Born in 1954, he grew up in the city's Jewish community, in
the neighborhood described in Mordecai Richler's novel "The
Apprenticeship of Duddy Kravitz." He was caught up in the
debates of the 60's and 70's about social organization and
human nature, but found his teenage anarchist views of the
nobility of human nature dealt a sharp empirical refutation
by the Montreal police strike of 1969; in the absence of
authority, Montrealers turned immediately to lawlessness,
robbing 6 banks and looting 100 stores before the Mounties
restored order.
Trained as an experimental psychologist at Harvard, Dr.
Pinker took up the study of language and became convinced
that the brain's linguistic ability must rest on built-in
circuitry. This made him think other faculties and
behaviors could be innate, despite the unpopularity of the
idea. "People think the worst environmental explanation is
preferable to the best innatist explanation," he says.
Dr. Pinker first became known outside his specialty through
his 1994 book "The Language Instinct," an approachable
account of how the brain is constructed to learn language.
He followed up that success with "How the Mind Works," in
which he shared his enthusiasm for the ideas of
evolutionary psychology. "The Blank Slate" further broadens
his ambit from neuroscience to political and social theory.
Like Edward O. Wilson, who began
as a specialist in ants
and mastered ever larger swaths of biology, Dr.
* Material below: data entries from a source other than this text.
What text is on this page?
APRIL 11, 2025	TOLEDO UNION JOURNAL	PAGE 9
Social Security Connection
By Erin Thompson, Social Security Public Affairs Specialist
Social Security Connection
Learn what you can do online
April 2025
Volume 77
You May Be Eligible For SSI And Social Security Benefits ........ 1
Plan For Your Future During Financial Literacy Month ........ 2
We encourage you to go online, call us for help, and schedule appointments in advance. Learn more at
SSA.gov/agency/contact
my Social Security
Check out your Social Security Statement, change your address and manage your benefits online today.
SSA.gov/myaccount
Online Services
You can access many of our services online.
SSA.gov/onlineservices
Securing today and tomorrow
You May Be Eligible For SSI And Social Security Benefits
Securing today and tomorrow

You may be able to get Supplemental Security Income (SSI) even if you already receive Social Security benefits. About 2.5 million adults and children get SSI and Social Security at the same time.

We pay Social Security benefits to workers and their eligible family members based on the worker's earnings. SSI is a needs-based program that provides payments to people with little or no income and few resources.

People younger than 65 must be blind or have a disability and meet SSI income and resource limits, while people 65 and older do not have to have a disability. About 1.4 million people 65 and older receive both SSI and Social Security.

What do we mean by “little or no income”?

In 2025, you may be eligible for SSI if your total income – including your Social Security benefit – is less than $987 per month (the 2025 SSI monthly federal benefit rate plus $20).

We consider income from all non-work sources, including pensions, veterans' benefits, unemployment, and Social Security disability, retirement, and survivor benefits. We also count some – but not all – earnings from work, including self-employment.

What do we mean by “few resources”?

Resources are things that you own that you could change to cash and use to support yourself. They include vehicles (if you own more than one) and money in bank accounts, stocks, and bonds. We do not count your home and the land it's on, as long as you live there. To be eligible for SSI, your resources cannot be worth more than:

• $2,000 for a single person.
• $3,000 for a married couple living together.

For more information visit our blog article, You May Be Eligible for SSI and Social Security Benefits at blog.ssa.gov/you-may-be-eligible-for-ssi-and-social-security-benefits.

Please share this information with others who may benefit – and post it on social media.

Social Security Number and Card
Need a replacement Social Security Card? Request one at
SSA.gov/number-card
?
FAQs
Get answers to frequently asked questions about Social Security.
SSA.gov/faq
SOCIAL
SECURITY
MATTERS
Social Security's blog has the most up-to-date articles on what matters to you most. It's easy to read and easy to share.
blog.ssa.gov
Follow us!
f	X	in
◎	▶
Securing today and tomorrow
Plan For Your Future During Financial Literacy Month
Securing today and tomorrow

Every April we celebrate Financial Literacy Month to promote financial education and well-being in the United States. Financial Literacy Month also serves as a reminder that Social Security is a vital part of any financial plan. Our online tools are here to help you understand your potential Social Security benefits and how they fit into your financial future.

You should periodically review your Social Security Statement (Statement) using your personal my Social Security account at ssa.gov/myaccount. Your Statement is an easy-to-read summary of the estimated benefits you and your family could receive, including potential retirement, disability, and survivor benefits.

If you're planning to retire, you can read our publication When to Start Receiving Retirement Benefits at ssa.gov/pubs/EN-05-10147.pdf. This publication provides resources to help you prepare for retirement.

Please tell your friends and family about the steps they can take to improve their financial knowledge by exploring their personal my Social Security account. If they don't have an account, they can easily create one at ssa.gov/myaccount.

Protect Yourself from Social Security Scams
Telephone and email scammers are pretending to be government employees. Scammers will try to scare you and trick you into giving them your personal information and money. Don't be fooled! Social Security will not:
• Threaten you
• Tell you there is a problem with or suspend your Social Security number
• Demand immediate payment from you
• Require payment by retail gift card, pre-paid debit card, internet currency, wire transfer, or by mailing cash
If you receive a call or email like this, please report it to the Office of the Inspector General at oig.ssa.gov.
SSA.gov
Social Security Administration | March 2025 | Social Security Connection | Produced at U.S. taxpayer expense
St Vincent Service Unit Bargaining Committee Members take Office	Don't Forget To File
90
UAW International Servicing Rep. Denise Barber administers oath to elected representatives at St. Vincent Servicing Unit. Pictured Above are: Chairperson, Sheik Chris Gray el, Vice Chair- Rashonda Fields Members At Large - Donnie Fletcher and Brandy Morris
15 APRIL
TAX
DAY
Pinker has
a gift of summarizing other specialists' works into themes
that are larger than their parts. Synthesisers are rare
animals in the academic zoo because they risk being savaged
by those whose territory they invade. "Everything in the
study of human behavior is controversial, and if you try to
sum it up you will ride roughshod over specialists, so
you've got to have a strong stomach," Dr. Pinker said.
The critics of sociobiology caricatured their opponents as
"determinists," even though few, if any, people believe
human nature is fully determined by the genes. Could Dr.
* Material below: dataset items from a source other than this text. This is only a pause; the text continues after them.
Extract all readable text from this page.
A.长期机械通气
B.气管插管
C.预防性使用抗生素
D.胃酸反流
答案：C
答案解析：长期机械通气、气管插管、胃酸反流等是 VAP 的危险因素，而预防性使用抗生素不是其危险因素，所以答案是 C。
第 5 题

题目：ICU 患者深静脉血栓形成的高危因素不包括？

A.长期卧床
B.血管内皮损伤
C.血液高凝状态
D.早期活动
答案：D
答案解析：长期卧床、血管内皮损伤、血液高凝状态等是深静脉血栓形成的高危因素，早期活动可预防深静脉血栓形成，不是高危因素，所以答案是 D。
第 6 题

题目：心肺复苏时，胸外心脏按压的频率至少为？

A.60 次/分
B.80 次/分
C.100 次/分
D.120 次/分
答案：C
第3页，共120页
Pinker's description of the Blank Slate similarly overstate
their views? He says he shows at length how critics like
Dr. Lewontin have made statements that "are really not too
far from the collection of positions that I call the Blank
Slate," with Dr. Lewontin and others having even written a
book called "Not in Our Genes."
Though Dr. Pinker believes the politics and science of
human nature should be disentangled, that does not mean
political arrangements should ignore or ride roughshod over
human nature. To the contrary, a good political system
"should mobilize some parts of human nature to rein in
other parts." The framers of the Constitution took great
interest in human nature and "by almost any measure of
human well-being, Western democracies are better," he says.
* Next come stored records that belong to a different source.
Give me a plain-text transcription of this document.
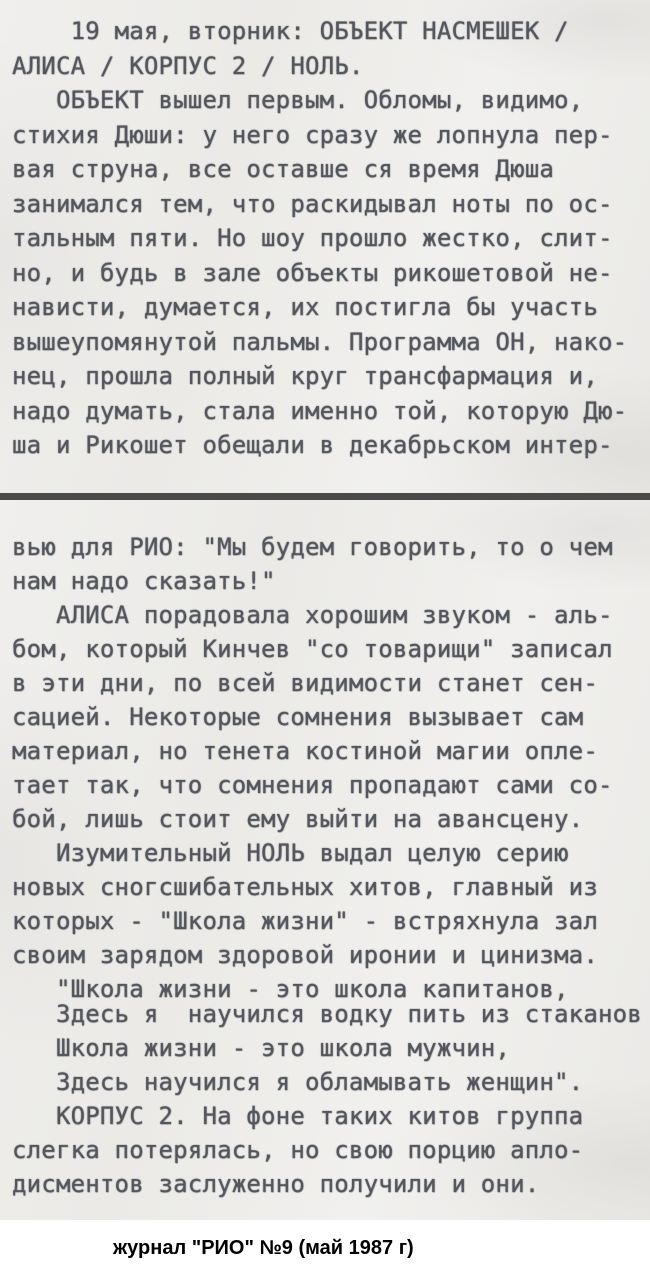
19 мая, вторник: ОБЪЕКТ НАСМЕШЕК /
АЛИСА / КОРПУС 2 / НОЛЬ.
ОБЪЕКТ вышел первым. Обломы, видимо,
стихия Дюши: у него сразу же лопнула пер-
вая струна, все оставше ся время Дюша
занимался тем, что раскидывал ноты по ос-
тальным пяти. Но шоу прошло жестко, слит-
но, и будь в зале объекты рикошетовой не-
нависти, думается, их постигла бы участь
вышеупомянутой пальмы. Программа ОН, нако-
нец, прошла полный круг трансфармация и,
надо думать, стала именно той, которую Дю-
ша и Рикошет обещали в декабрьском интер-
вью для РИО: "Мы будем говорить, то о чем
нам надо сказать!"
АЛИСА порадовала хорошим звуком - аль-
бом, который Кинчев "со товарищи" записал
в эти дни, по всей видимости станет сен-
сацией. Некоторые сомнения вызывает сам
материал, но тенета костиной магии опле-
тает так, что сомнения пропадают сами со-
бой, лишь стоит ему выйти на авансцену.
Изумительный НОЛЬ выдал целую серию
новых сногсшибательных хитов, главный из
которых - "Школа жизни" - встряхнула зал
своим зарядом здоровой иронии и цинизма.
"Школа жизни - это школа капитанов,
Здесь я  научился водку пить из стаканов
Школа жизни - это школа мужчин,
Здесь научился я обламывать женщин".
КОРПУС 2. На фоне таких китов группа
слегка потерялась, но свою порцию апло-
дисментов заслуженно получили и они.
журнал "РИО" №9 (май 1987 г)
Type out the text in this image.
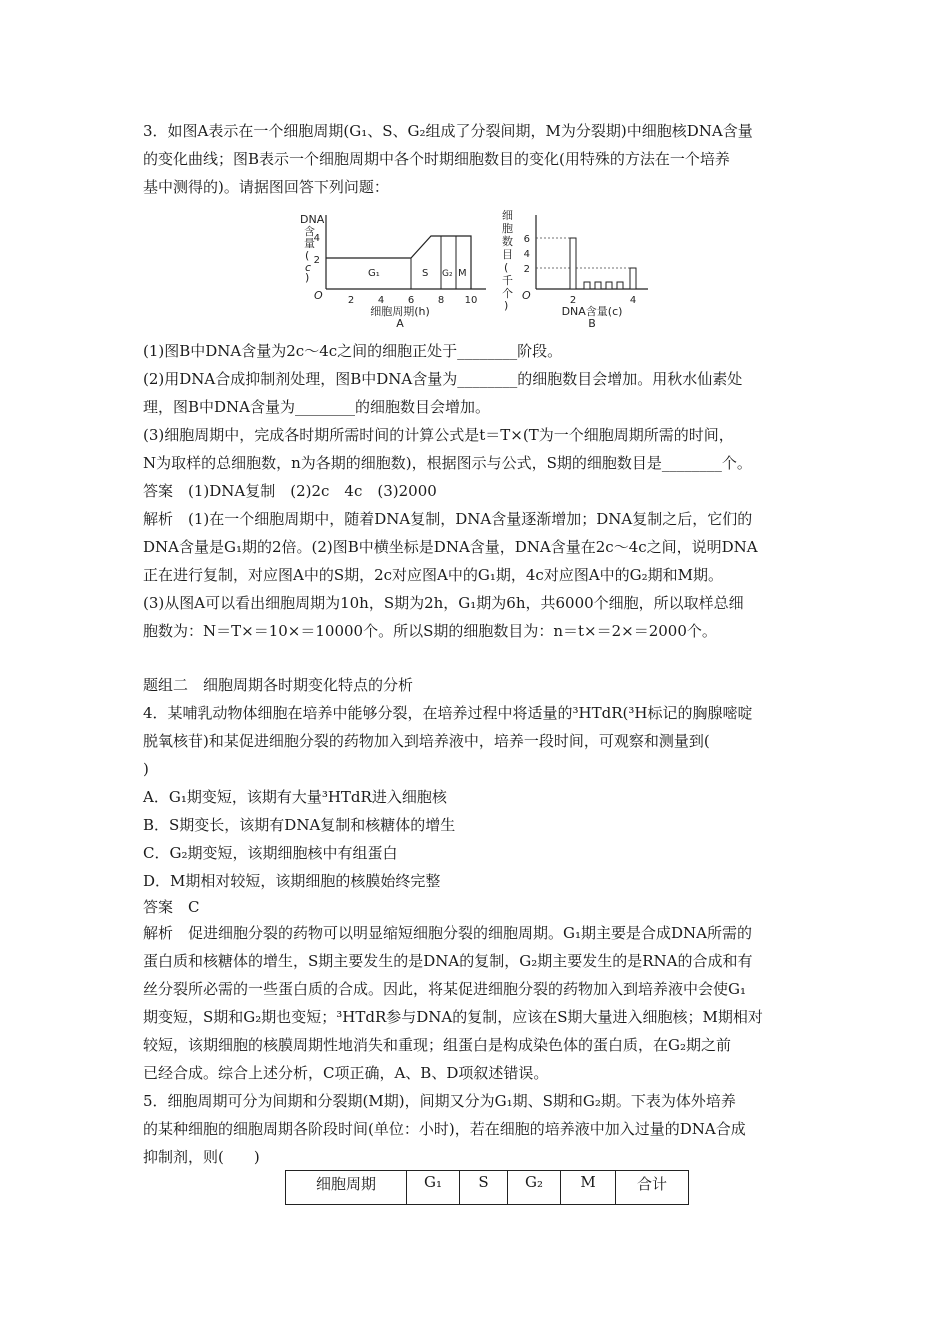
3．如图A表示在一个细胞周期(G₁、S、G₂组成了分裂间期，M为分裂期)中细胞核DNA含量
的变化曲线；图B表示一个细胞周期中各个时期细胞数目的变化(用特殊的方法在一个培养
基中测得的)。请据图回答下列问题：
DNA
含
量
(
c
)
4
2
O	2 4 6 8 10
G₁	S G₂ M
细胞周期(h)
A
细
胞
数
目
(
千
个
)
6
4
2
O	2	4
DNA含量(c)
B
(1)图B中DNA含量为2c～4c之间的细胞正处于________阶段。
(2)用DNA合成抑制剂处理，图B中DNA含量为________的细胞数目会增加。用秋水仙素处
理，图B中DNA含量为________的细胞数目会增加。
(3)细胞周期中，完成各时期所需时间的计算公式是t＝T×(T为一个细胞周期所需的时间，
N为取样的总细胞数，n为各期的细胞数)，根据图示与公式，S期的细胞数目是________个。
答案　(1)DNA复制　(2)2c　4c　(3)2000
解析　(1)在一个细胞周期中，随着DNA复制，DNA含量逐渐增加；DNA复制之后，它们的
DNA含量是G₁期的2倍。(2)图B中横坐标是DNA含量，DNA含量在2c～4c之间，说明DNA
正在进行复制，对应图A中的S期，2c对应图A中的G₁期，4c对应图A中的G₂期和M期。
(3)从图A可以看出细胞周期为10h，S期为2h，G₁期为6h，共6000个细胞，所以取样总细
胞数为：N＝T×＝10×＝10000个。所以S期的细胞数目为：n＝t×＝2×＝2000个。
题组二　细胞周期各时期变化特点的分析
4．某哺乳动物体细胞在培养中能够分裂，在培养过程中将适量的³HTdR(³H标记的胸腺嘧啶
脱氧核苷)和某促进细胞分裂的药物加入到培养液中，培养一段时间，可观察和测量到(
)
A．G₁期变短，该期有大量³HTdR进入细胞核
B．S期变长，该期有DNA复制和核糖体的增生
C．G₂期变短，该期细胞核中有组蛋白
D．M期相对较短，该期细胞的核膜始终完整
答案　C
解析　促进细胞分裂的药物可以明显缩短细胞分裂的细胞周期。G₁期主要是合成DNA所需的
蛋白质和核糖体的增生，S期主要发生的是DNA的复制，G₂期主要发生的是RNA的合成和有
丝分裂所必需的一些蛋白质的合成。因此，将某促进细胞分裂的药物加入到培养液中会使G₁
期变短，S期和G₂期也变短；³HTdR参与DNA的复制，应该在S期大量进入细胞核；M期相对
较短，该期细胞的核膜周期性地消失和重现；组蛋白是构成染色体的蛋白质，在G₂期之前
已经合成。综合上述分析，C项正确，A、B、D项叙述错误。
5．细胞周期可分为间期和分裂期(M期)，间期又分为G₁期、S期和G₂期。下表为体外培养
的某种细胞的细胞周期各阶段时间(单位：小时)，若在细胞的培养液中加入过量的DNA合成
抑制剂，则(　　)
细胞周期	G₁	S	G₂	M	合计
Dr. Pinker believes that human nature
"will increasingly be
explained by the sciences of mind, brain, genes and
evolution." But if political and social systems should be
designed around human nature, won't that give enormous
power to the psychologists, neuroscientists, and
geneticists are in a position to say what human nature is?
"It's a game anyone should be able to play if they do
their homework," he says, "so I hope it wouldn't become the
exclusive province of a scientific priesthood."